Recently, I was faced with the #ShallonLesterIsOverParty, and it shook me. Was I supposed to defend her character when a strong argument was built against her, or was it time for me to acknowledge I had made a poor choice in supporting her?
Having subscribed to her since the Jordyn Woods/Tristan Thompson/Kardashian drama, I did not expect her to be canceled on such a large scale. Although she should have known better than to come for the BTS Army, her cancellation was already in the works.
I had long since recognized how problematic she is, and as she would say, the writing had been on the wall, I had just chosen to ignore it.
For me, Shallon had always felt like a messy auntie, full of wisdom and problematic anecdotes. Like with most toxic family dynamics, the expectation is to acknowledge their shortcomings and move on.
While that works with your loved ones, celebrities are neither family nor friends, despite how we feel.

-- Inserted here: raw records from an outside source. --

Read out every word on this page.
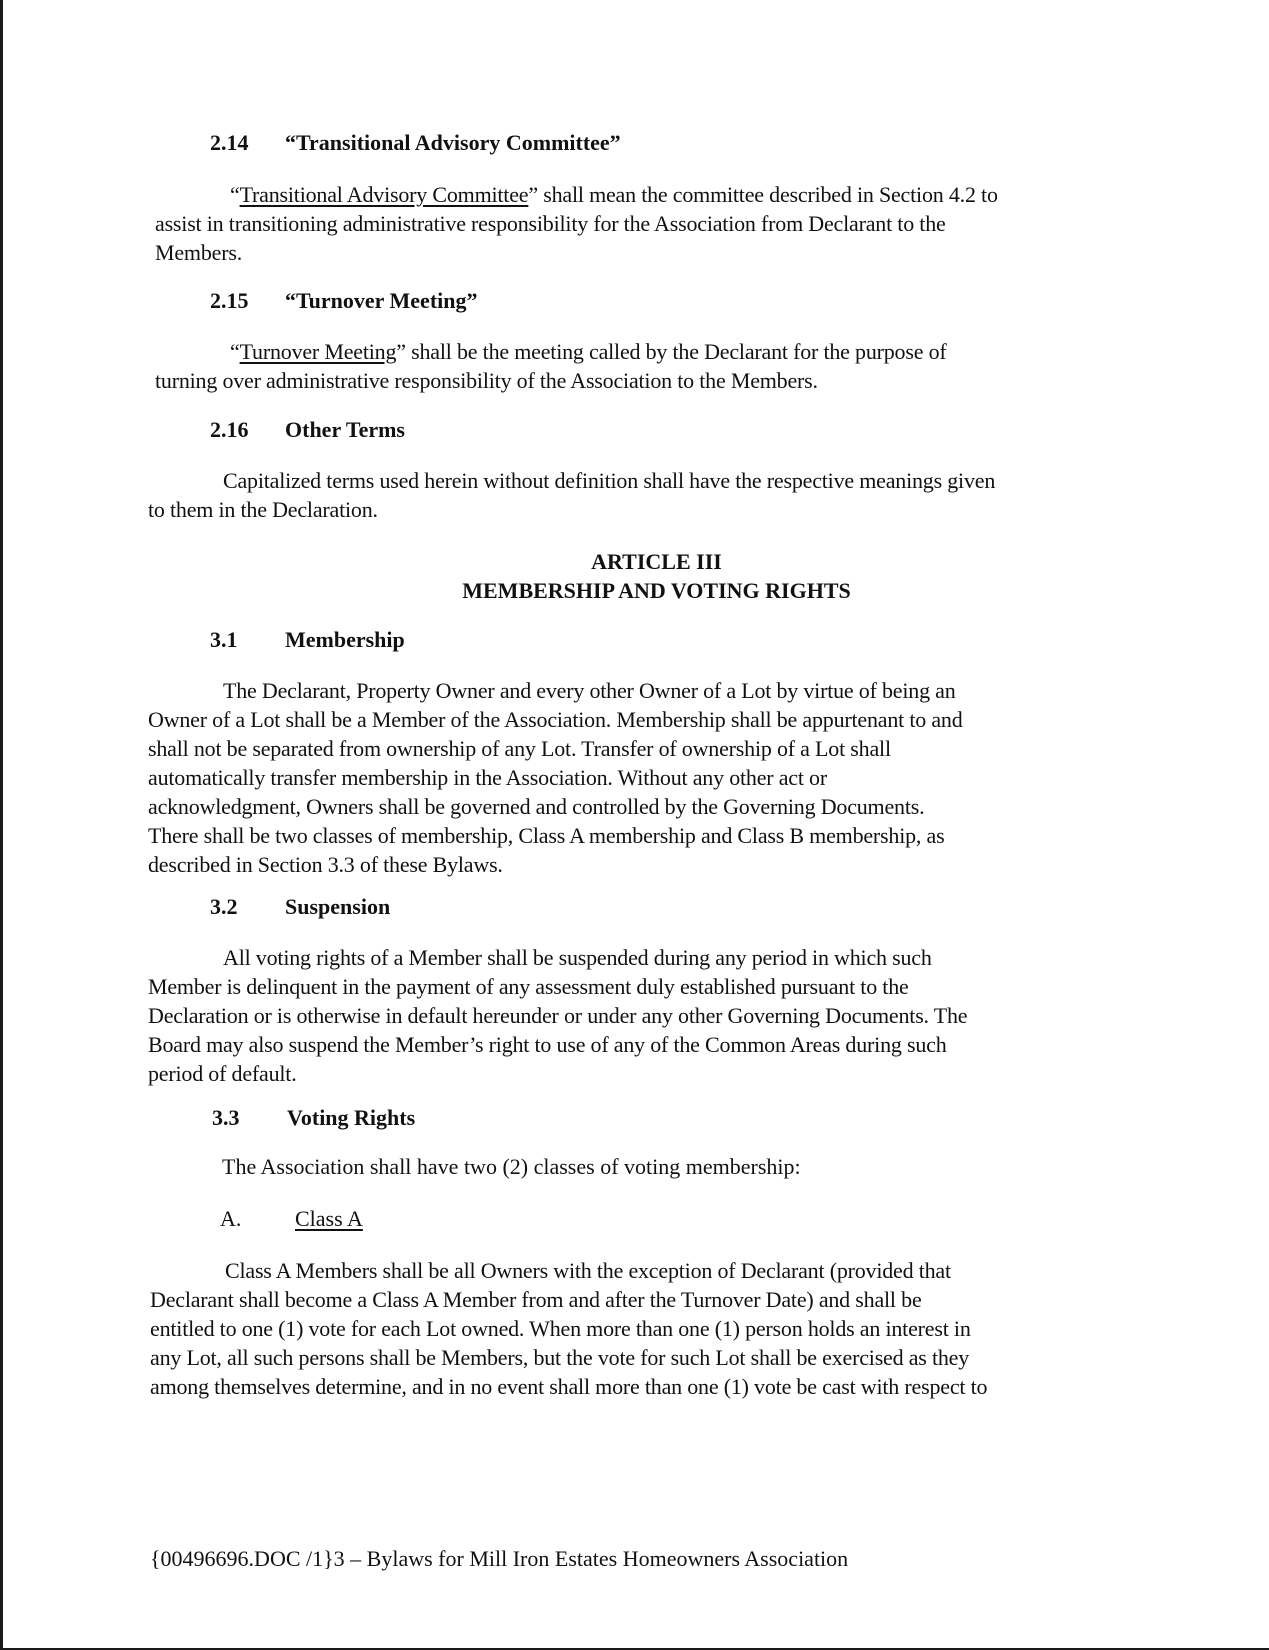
2.14 “Transitional Advisory Committee”
“Transitional Advisory Committee” shall mean the committee described in Section 4.2 to
assist in transitioning administrative responsibility for the Association from Declarant to the
Members.
2.15 “Turnover Meeting”
“Turnover Meeting” shall be the meeting called by the Declarant for the purpose of
turning over administrative responsibility of the Association to the Members.
2.16 Other Terms
Capitalized terms used herein without definition shall have the respective meanings given
to them in the Declaration.
ARTICLE III
MEMBERSHIP AND VOTING RIGHTS
3.1 Membership
The Declarant, Property Owner and every other Owner of a Lot by virtue of being an
Owner of a Lot shall be a Member of the Association. Membership shall be appurtenant to and
shall not be separated from ownership of any Lot. Transfer of ownership of a Lot shall
automatically transfer membership in the Association. Without any other act or
acknowledgment, Owners shall be governed and controlled by the Governing Documents.
There shall be two classes of membership, Class A membership and Class B membership, as
described in Section 3.3 of these Bylaws.
3.2 Suspension
All voting rights of a Member shall be suspended during any period in which such
Member is delinquent in the payment of any assessment duly established pursuant to the
Declaration or is otherwise in default hereunder or under any other Governing Documents. The
Board may also suspend the Member’s right to use of any of the Common Areas during such
period of default.
3.3 Voting Rights
The Association shall have two (2) classes of voting membership:
A. Class A
Class A Members shall be all Owners with the exception of Declarant (provided that
Declarant shall become a Class A Member from and after the Turnover Date) and shall be
entitled to one (1) vote for each Lot owned. When more than one (1) person holds an interest in
any Lot, all such persons shall be Members, but the vote for such Lot shall be exercised as they
among themselves determine, and in no event shall more than one (1) vote be cast with respect to
{00496696.DOC /1}3 – Bylaws for Mill Iron Estates Homeowners Association
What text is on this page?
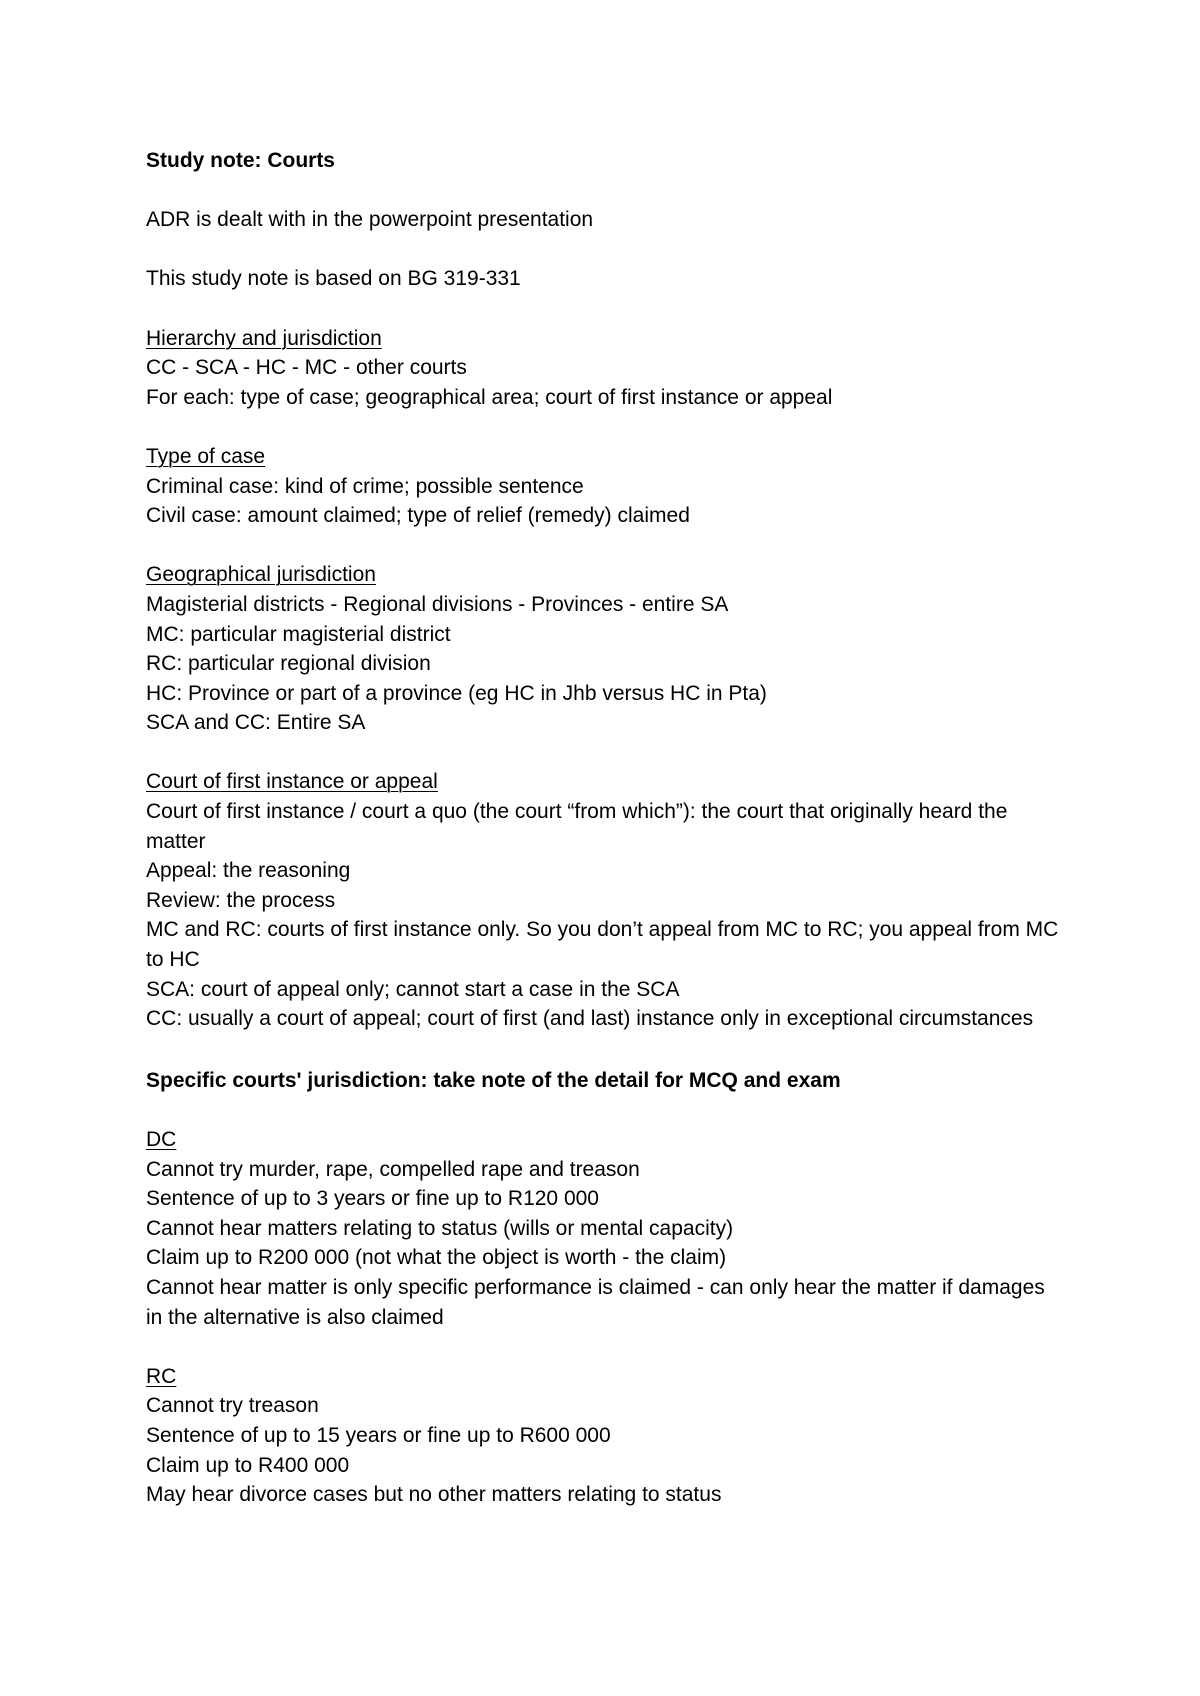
Study note: Courts

ADR is dealt with in the powerpoint presentation

This study note is based on BG 319-331

Hierarchy and jurisdiction

CC - SCA - HC - MC - other courts

For each: type of case; geographical area; court of first instance or appeal

Type of case

Criminal case: kind of crime; possible sentence

Civil case: amount claimed; type of relief (remedy) claimed

Geographical jurisdiction

Magisterial districts - Regional divisions - Provinces - entire SA

MC: particular magisterial district

RC: particular regional division

HC: Province or part of a province (eg HC in Jhb versus HC in Pta)

SCA and CC: Entire SA

Court of first instance or appeal

Court of first instance / court a quo (the court “from which”): the court that originally heard the matter

Appeal: the reasoning

Review: the process

MC and RC: courts of first instance only. So you don’t appeal from MC to RC; you appeal from MC to HC

SCA: court of appeal only; cannot start a case in the SCA

CC: usually a court of appeal; court of first (and last) instance only in exceptional circumstances

Specific courts' jurisdiction: take note of the detail for MCQ and exam

DC

Cannot try murder, rape, compelled rape and treason

Sentence of up to 3 years or fine up to R120 000

Cannot hear matters relating to status (wills or mental capacity)

Claim up to R200 000 (not what the object is worth - the claim)

Cannot hear matter is only specific performance is claimed - can only hear the matter if damages in the alternative is also claimed

RC

Cannot try treason

Sentence of up to 15 years or fine up to R600 000

Claim up to R400 000

May hear divorce cases but no other matters relating to status
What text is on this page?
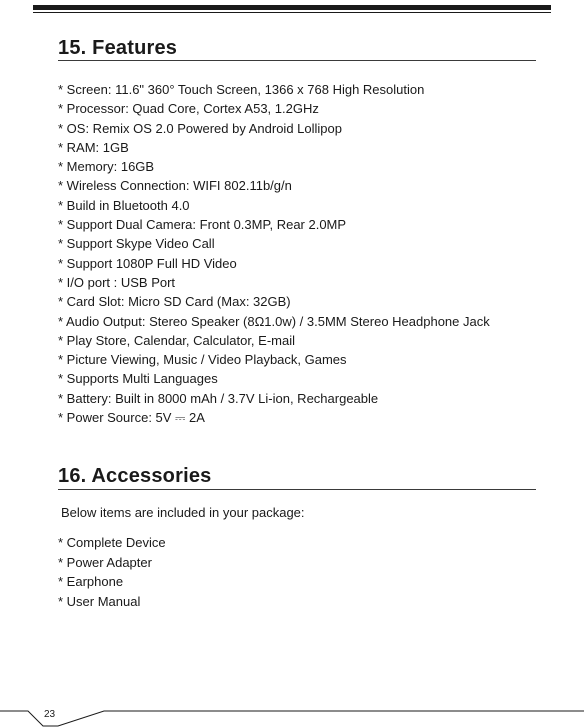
15. Features
* Screen: 11.6" 360° Touch Screen, 1366 x 768 High Resolution
* Processor: Quad Core, Cortex A53, 1.2GHz
* OS: Remix OS 2.0 Powered by Android Lollipop
* RAM: 1GB
* Memory: 16GB
* Wireless Connection: WIFI 802.11b/g/n
* Build in Bluetooth 4.0
* Support Dual Camera: Front 0.3MP, Rear 2.0MP
* Support Skype Video Call
* Support 1080P Full HD Video
* I/O port : USB Port
* Card Slot: Micro SD Card (Max: 32GB)
* Audio Output: Stereo Speaker (8Ω1.0w) / 3.5MM Stereo Headphone Jack
* Play Store, Calendar, Calculator, E-mail
* Picture Viewing, Music / Video Playback, Games
* Supports Multi Languages
* Battery: Built in 8000 mAh / 3.7V Li-ion, Rechargeable
* Power Source: 5V ⎓ 2A
16. Accessories

Below items are included in your package:

* Complete Device
* Power Adapter
* Earphone
* User Manual
23
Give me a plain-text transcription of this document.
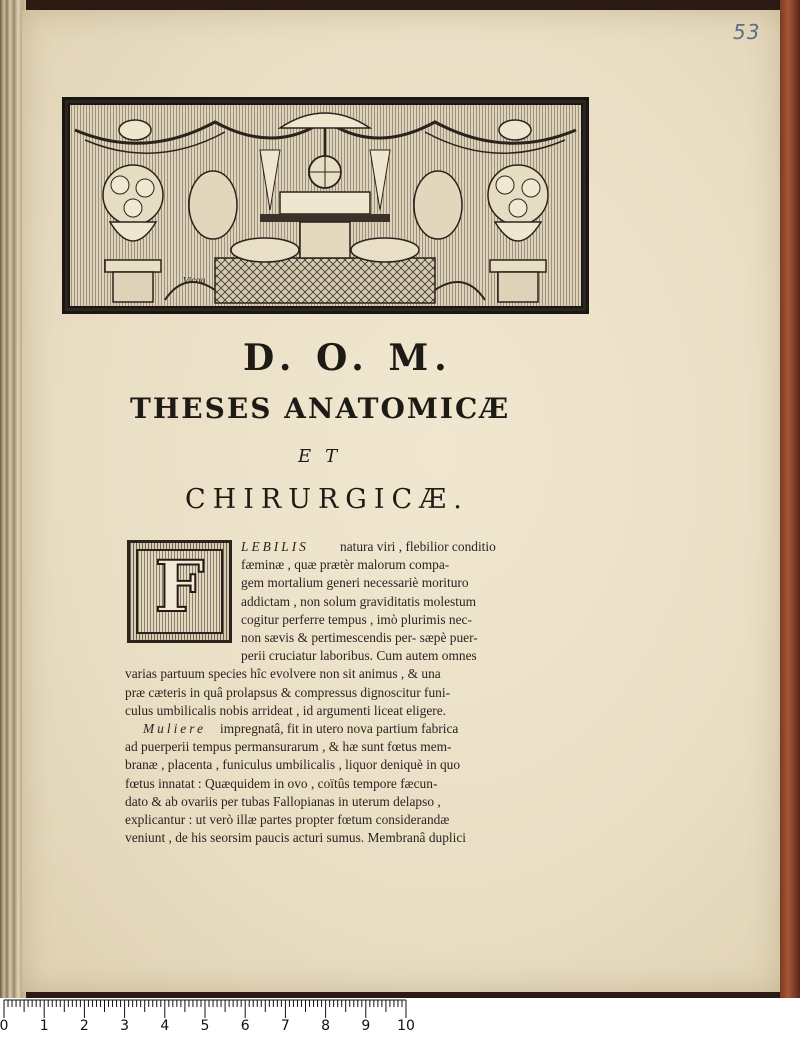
53
Vicou
D. O. M.
THESES ANATOMICÆ
ET
CHIRURGICÆ.
F	LEBILIS natura viri , flebilior conditio
fæminæ , quæ prætèr malorum compa-
gem mortalium generi necessariè moriturо
addictam , non solum graviditatis molestum
cogitur perferre tempus , imò plurimis nec-
non sævis & pertimescendis per- sæpè puer-
perii cruciatur laboribus. Cum autem omnes
varias partuum species hîc evolvere non sit animus , & una
præ cæteris in quâ prolapsus & compressus dignoscitur funi-
culus umbilicalis nobis arrideat , id argumenti liceat eligere.
Muliere impregnatâ, fit in utero nova partium fabrica
ad puerperii tempus permansurarum , & hæ sunt fœtus mem-
branæ , placenta , funiculus umbilicalis , liquor deniquè in quo
fœtus innatat : Quæquidem in ovo , coïtûs tempore fæcun-
dato & ab ovariis per tubas Fallopianas in uterum delapso ,
explicantur : ut verò illæ partes propter fœtum considerandæ
veniunt , de his seorsim paucis acturi sumus. Membranâ duplici
0 1 2 3 4 5 6 7 8 9 10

Instead, fans are their source of income, and as sad as that may seem, stars, rarely, if any, know their fans outside of demographics and sales totals.
It is their job to sell you themselves and their product, and if done right, there’s a sense of familiarity and intimacy that people expect within their close relationships. Considering this, it’s unsurprising the compulsion fans feel to stand up for their idols.
As humans, we can rationalize that everyone is flawed, so it really hurts to see someone you care about get bashed by the world, but even so, some celebrities should be canceled, as they should not have the platform and power they possess.
lana del rey, doja cat, joe biden, hilary duff. gemini season has only just started and look… chaos ! pic.twitter.com/Qv398VbtCu
— 𝖆𝖗𝖈𝖍𝖎𝖊 (@arxhiiie) May 23, 2020
That said, cancel culture is long overdue for its own cancellation because it calls into question, can people really change and grow? We are different people every day, who have all been worthy of a smaller-scale #IsOverParty of our own.
So while that’s not to say that you shouldn’t investigate when your fave and other celebrities are canceled — because you should know who you bankroll — if you find your favorite star is the latest to be called out, the best way to handle it
that doesn’t involve fighting with strangers online, which is not a good look for you, is to not actively participate in the discussion.